This story was published in partnership with FiveThirtyEight.

Eleven senators have sent a letter to the head of the Department of Health and Human Services, demanding answers to a series of questions about the Centers for Disease Control and Prevention’s nonfatal firearm injury estimates. The inquiry, which relies on the findings of an investigation by The Trace and FiveThirtyEight, is led by Democratic Senator Bob Menendez of New Jersey.

The Trace and FiveThirtyEight first reported last year that the CDC’s 2016 gun injury estimate was so uncertain that the agency classified it as “unstable and potentially unreliable.” Since then, the agency’s data, which in 2017 was derived from a sample of just 60 hospitals, has become even more unreliable. The CDC’s gun violence estimates are widely cited in academic articles.

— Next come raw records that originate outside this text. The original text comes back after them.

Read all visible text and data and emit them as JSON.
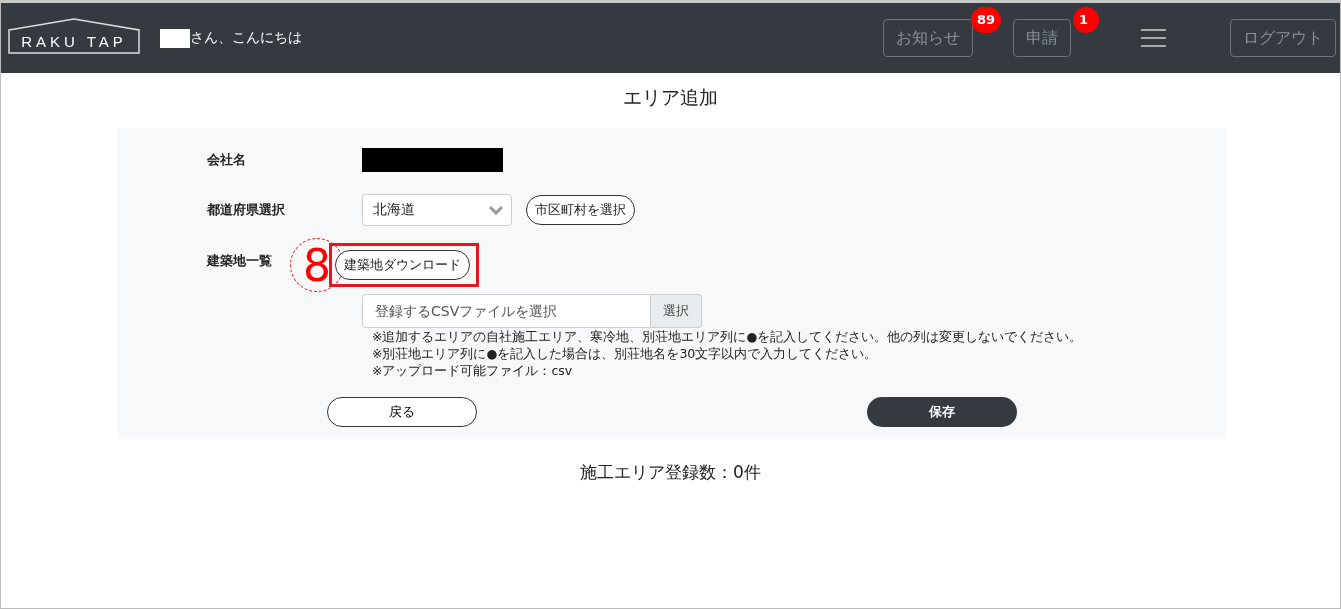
{
  "header": {
    "logo": "RAKU TAP",
    "greeting": "さん、こんにちは",
    "nav": [
      {
        "kind": "button",
        "label": "お知らせ",
        "badge": "89"
      },
      {
        "kind": "button",
        "label": "申請",
        "badge": "1"
      },
      {
        "kind": "menu"
      },
      {
        "kind": "button",
        "label": "ログアウト"
      }
    ]
  },
  "page_title": "エリア追加",
  "form": {
    "company": {
      "label": "会社名"
    },
    "prefecture": {
      "label": "都道府県選択",
      "value": "北海道",
      "button": "市区町村を選択"
    },
    "sites": {
      "label": "建築地一覧",
      "annotation": "8",
      "download_button": "建築地ダウンロード",
      "file_placeholder": "登録するCSVファイルを選択",
      "file_button": "選択",
      "notes": [
        "※追加するエリアの自社施工エリア、寒冷地、別荘地エリア列に●を記入してください。他の列は変更しないでください。",
        "※別荘地エリア列に●を記入した場合は、別荘地名を30文字以内で入力してください。",
        "※アップロード可能ファイル：csv"
      ]
    },
    "back_button": "戻る",
    "save_button": "保存"
  },
  "count_text": "施工エリア登録数：0件"
}
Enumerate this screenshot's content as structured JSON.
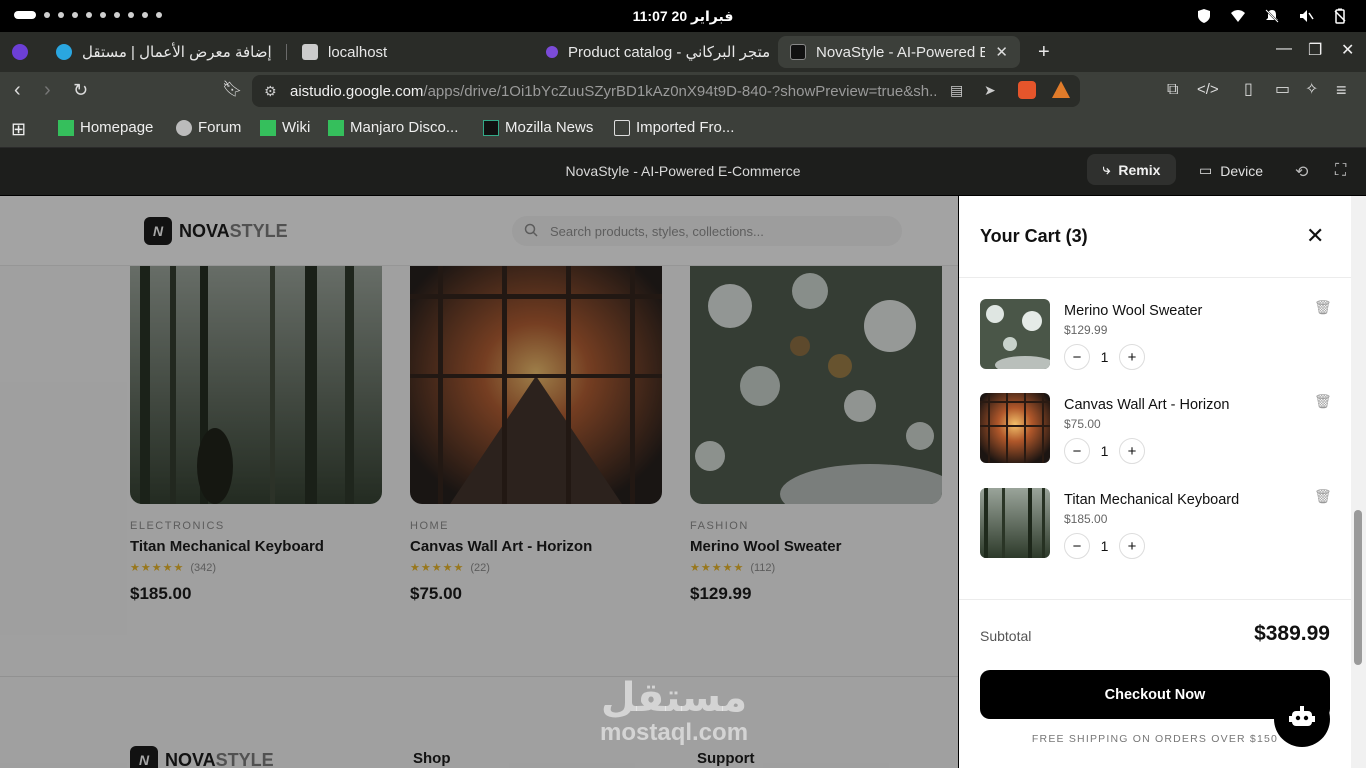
{
  "status": {
    "clock": "11:07  20 فبراير"
  },
  "tabs": [
    {
      "label": "إضافة معرض الأعمال | مستقل"
    },
    {
      "label": "localhost"
    },
    {
      "label": "Product catalog - متجر البركاني"
    },
    {
      "label": "NovaStyle - AI-Powered E"
    }
  ],
  "url": {
    "host": "aistudio.google.com",
    "path": "/apps/drive/1Oi1bYcZuuSZyrBD1kAz0nX94t9D-840-?showPreview=true&sh..."
  },
  "bookmarks": [
    {
      "label": "Homepage"
    },
    {
      "label": "Forum"
    },
    {
      "label": "Wiki"
    },
    {
      "label": "Manjaro Disco..."
    },
    {
      "label": "Mozilla News"
    },
    {
      "label": "Imported Fro..."
    }
  ],
  "app_header": {
    "title": "NovaStyle - AI-Powered E-Commerce",
    "remix": "Remix",
    "device": "Device"
  },
  "site": {
    "logo_bold": "NOVA",
    "logo_light": "STYLE",
    "logo_mark": "N",
    "search_placeholder": "Search products, styles, collections...",
    "products": [
      {
        "category": "ELECTRONICS",
        "name": "Titan Mechanical Keyboard",
        "reviews": "(342)",
        "price": "$185.00"
      },
      {
        "category": "HOME",
        "name": "Canvas Wall Art - Horizon",
        "reviews": "(22)",
        "price": "$75.00"
      },
      {
        "category": "FASHION",
        "name": "Merino Wool Sweater",
        "reviews": "(112)",
        "price": "$129.99"
      }
    ],
    "footer": {
      "shop": "Shop",
      "support": "Support"
    }
  },
  "watermark": {
    "arabic": "مستقل",
    "latin": "mostaql.com"
  },
  "cart": {
    "title": "Your Cart (3)",
    "items": [
      {
        "name": "Merino Wool Sweater",
        "price": "$129.99",
        "qty": "1"
      },
      {
        "name": "Canvas Wall Art - Horizon",
        "price": "$75.00",
        "qty": "1"
      },
      {
        "name": "Titan Mechanical Keyboard",
        "price": "$185.00",
        "qty": "1"
      }
    ],
    "subtotal_label": "Subtotal",
    "subtotal_value": "$389.99",
    "checkout_label": "Checkout Now",
    "shipping_note": "FREE SHIPPING ON ORDERS OVER $150"
  },
  "colors": {
    "accent": "#000000",
    "star": "#e8b422",
    "browser_chrome": "#3c3f3a"
  }
}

“Given that the CDC is not currently conducting gun violence research,” the letter reads, “the very least the agency can do is to ensure that its gun injury numbers are accurate.”

The letter asks HHS Secretary Alex Azar to explain the CDC’s methods for tracking nonfatal firearm injuries, the cause of its increasingly unreliable estimates, and whether the agency has undertaken any actions to improve the quality of its data. The senators also ask whether the Dickey Amendment — a piece of 1996 legislation that bars the CDC from using its funding to “advocate or promote gun control” — has played any role in the agency’s continued reliance on a data source that’s ill-suited for producing firearm injury estimates.

“We as lawmakers, as every American citizen, should be able to follow and understand the latest trends on firearms injuries without the concern of coming across ‘unstable and potentially unreliable’ data,” Menendez told The Trace in an email.

The CDC has previously acknowledged that its estimates have a high degree of uncertainty. “CDC continues to look into various ways to strengthen the estimates for nonfatal firearm injuries,” said spokesperson Courtney Lenard in an email.

Researchers interviewed by The Trace and FiveThirtyEight said they believe that the CDC’s estimates are too flawed to use. Guohua Li, editor-in-chief of the medical journal Injury Epidemiology and director of Columbia University’s Center for Injury Epidemiology and Prevention, said the estimates could be improved by drawing upon a larger and more reliable source of data, such as another database administered by HHS.

Menendez makes reference to this proposed solution in the letter, writing, “There appears to be no rational reason that the CDC and HHS use different databases.”

The letter was also signed by Democratic Senators Cory Booker, Kirsten Gillibrand, Mazie Hirono, Richard Blumenthal, Amy Klobuchar, Kamala Harris, Tina Smith, Chris Murphy and Chris Van Hollen, and independent Angus King. The letter asks Azar to respond by April 20.